714: Indicate which sheet a ${} replacement error comes from #789

lindsay-stevens · 2025-12-08T15:54:15Z

Closes #714

Why is this the best possible solution? Were any other approaches considered?

For description of approach see commit messages (mainly 64a2a37). PR also includes a couple of minor tidy-ups.

An alternative might be to pass through context info such as row number to the SurveyElement / Survey classes, or assume the sheet name from the class type (e.g. Questions come from the survey sheet), or the column name from the attribute (e.g. Question.hint comes from hint (per language though)) . The main problem with that is that it would significantly change the internal data structure expected to pass through builder.py which would affect Ona who uses that as a storage format. Also generally have been trying to move validation (especially user-facing) out of SurveyElement into xls2json where the source data context is readily available, and to separate that validation from the transformations (to XML).
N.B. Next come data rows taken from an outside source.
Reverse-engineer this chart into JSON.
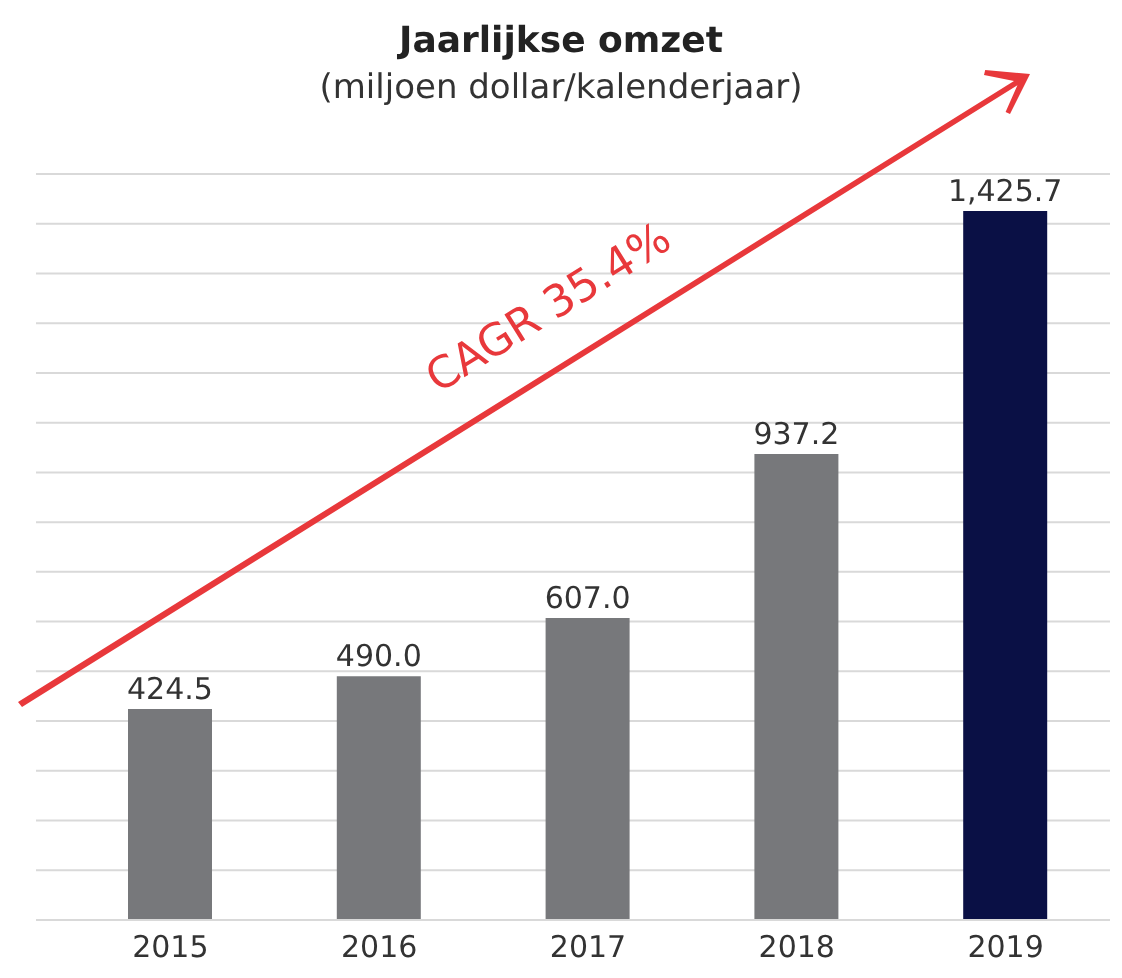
{
  "chart_data": {
    "type": "bar",
    "title": "Jaarlijkse omzet",
    "subtitle": "(miljoen dollar/kalenderjaar)",
    "categories": [
      "2015",
      "2016",
      "2017",
      "2018",
      "2019"
    ],
    "values": [
      424.5,
      490.0,
      607.0,
      937.2,
      1425.7
    ],
    "value_labels": [
      "424.5",
      "490.0",
      "607.0",
      "937.2",
      "1,425.7"
    ],
    "colors": [
      "#77787b",
      "#77787b",
      "#77787b",
      "#77787b",
      "#0a1045"
    ],
    "ylim": [
      0,
      1500
    ],
    "yticks": [
      {
        "value": 0,
        "label": null
      },
      {
        "value": 100,
        "label": null
      },
      {
        "value": 200,
        "label": null
      },
      {
        "value": 300,
        "label": null
      },
      {
        "value": 400,
        "label": null
      },
      {
        "value": 500,
        "label": null
      },
      {
        "value": 600,
        "label": null
      },
      {
        "value": 700,
        "label": null
      },
      {
        "value": 800,
        "label": null
      },
      {
        "value": 900,
        "label": null
      },
      {
        "value": 1000,
        "label": null
      },
      {
        "value": 1100,
        "label": null
      },
      {
        "value": 1200,
        "label": null
      },
      {
        "value": 1300,
        "label": null
      },
      {
        "value": 1400,
        "label": null
      },
      {
        "value": 1500,
        "label": null
      }
    ],
    "tick_labels": "x",
    "grid": "y",
    "annotations": [
      "CAGR 35.4%"
    ]
  }
}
What are the regression risks?

The tests for the main #714 related changes are mainly additive so should be minimal. In 0a7bb72 the expressions lexer/parser was replaced (see commit message for details) but a test suite for the old one was added in 8b41399 and the new one meets that plus all other tests - so that approach should mitigate regression risk.

Does this change require updates to documentation? If so, please file an issue here and include the link below.

No

Before submitting this PR, please make sure you have:

included test cases for core behavior and edge cases in tests
run python -m unittest and verified all tests pass
run ruff format pyxform tests and ruff check pyxform tests to lint code
verified that any code or assets from external sources are properly credited in comments

- this error is caught by survey.py normally but in that scope it is not possible to provide a user-friendly error message with the source of the problem i.e. sheet name, column name, and row number. - overall changes: - move string validation func `clean_text_values` from xls2json to sheet_headers, which (via dealias_and_group_headers) is already iterating over the sheet data (to avoid introducing an extra iteration over the sheet data) before the main round of processing in workbook_to_json. - move pyxform ref validation the end of `workbook_to_json` so that the (mostly final) list of question names can be used for the validation (excludes elements added for `loops` which is done in `builder.py` and refactoring that may be significant) - try to reduce the amount of re-parsing, or parsing for no reason, by adding some selectivity to in pyxform_reference.py. For example references don't work in external_choices at all, and aren't resolved in a useful way for extra (choice filter) columns (i.e. the reference goes into element text with no `output` wrapper). - added tests to the main test modules for each validated sheet.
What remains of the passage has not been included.